IRB FREQUENTLY ASKED QUESTIONS

Under federal regulations, an Institutional Review Board (IRB) is group that has been formally designated to review and monitor research involving human subjects. An IRB has the authority to approve, require modifications in (to secure approval), or disapprove research. This group review serves an important role in the protection of the rights and welfare of human research subjects.

The purpose of IRB review is to assure that appropriate steps are taken to protect the rights and welfare of humans participating as subjects in the research. To accomplish this purpose, IRBs use a group process to review research protocols and related materials (e.g., informed consent documents and investigator brochures) to ensure protection of the rights and welfare of human subjects of research.

In 1974, the National Research Act codified 45 CFR 46, the regulations related to the Protection of Human Subjects that established the IRB. In 1979, the National Commission for the Protection of Human Subjects of Biomedical and Behavioral Research published the Belmont Report which established the ethical principles underlying the use of human research subjects and created guidelines both for medical as well as psychological and behavioral research.

The U.S. Department of Health and Human Services Office for Human Research Protections (OHRP) is the federal administrative agency that monitors IRBs, their activities, and compliance.

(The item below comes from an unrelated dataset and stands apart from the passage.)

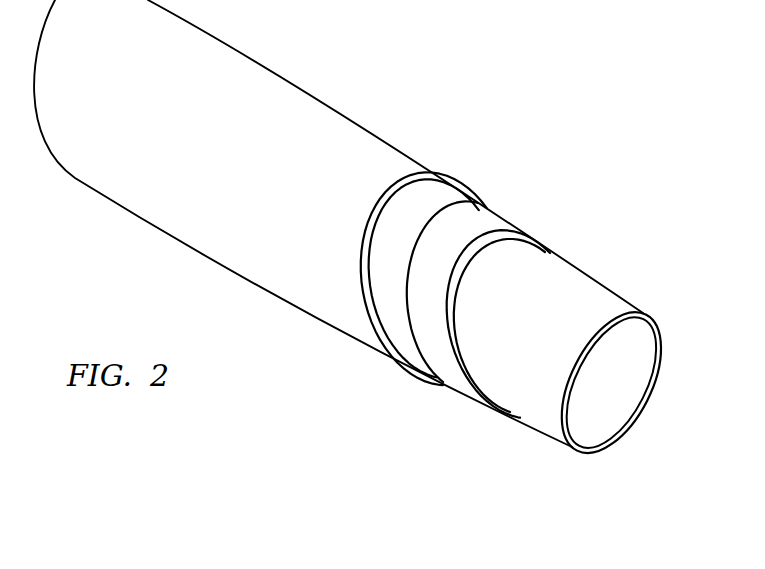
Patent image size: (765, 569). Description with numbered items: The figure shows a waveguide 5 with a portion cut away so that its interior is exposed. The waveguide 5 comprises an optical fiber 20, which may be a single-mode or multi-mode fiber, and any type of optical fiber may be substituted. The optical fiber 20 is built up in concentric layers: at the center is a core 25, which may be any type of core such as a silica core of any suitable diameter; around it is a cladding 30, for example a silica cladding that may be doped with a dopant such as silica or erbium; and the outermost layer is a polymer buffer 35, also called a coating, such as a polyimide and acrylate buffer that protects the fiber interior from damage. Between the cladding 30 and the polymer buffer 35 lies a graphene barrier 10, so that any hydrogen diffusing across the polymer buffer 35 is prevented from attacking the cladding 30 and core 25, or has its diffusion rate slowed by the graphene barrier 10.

IRBs use a group process to review research protocols and related materials (e.g., informed consent documents and investigator brochures) to ensure protection of the rights and welfare of human subjects of research and evaluates the risk/benefit ratio for a proposed research project. The risk/benefit ratio is evaluated many ways – the informed consent process, psychological risks in addition to physical risks, any conflicts of interest, and the prospect of coercion, for example. A proposed research project must meet certain criteria defined by the federal regulations for IRB approval.

An IRB ensures that:

• Risks to study participants are minimized
• Risks are acceptable in relation to possible benefits
• The Informed consent document accurately reflects the study procedures
• The informed consent document appropriately describes the risks
• There are adequate plans to protect the privacy of research volunteers
• There are adequate plans to maintain the confidentiality of research data
• Research conduct is both ethical and lawful

Sitero IRB has expertise in the following areas:

• Single-Site and Multi-Site studies
• Phase I-IV investigational drug trials
• Federally-funded research
• Retrospective chart reviews
• Device studies
• Registries
• Behavioral research
• Investigator-initiated projects.
• Decentralized Clinical Trials (DCT)
• Artificial Intelligence/Machine Learning

Our reputation for performance has allowed us to develop relationships with global experts in almost any therapeutic field.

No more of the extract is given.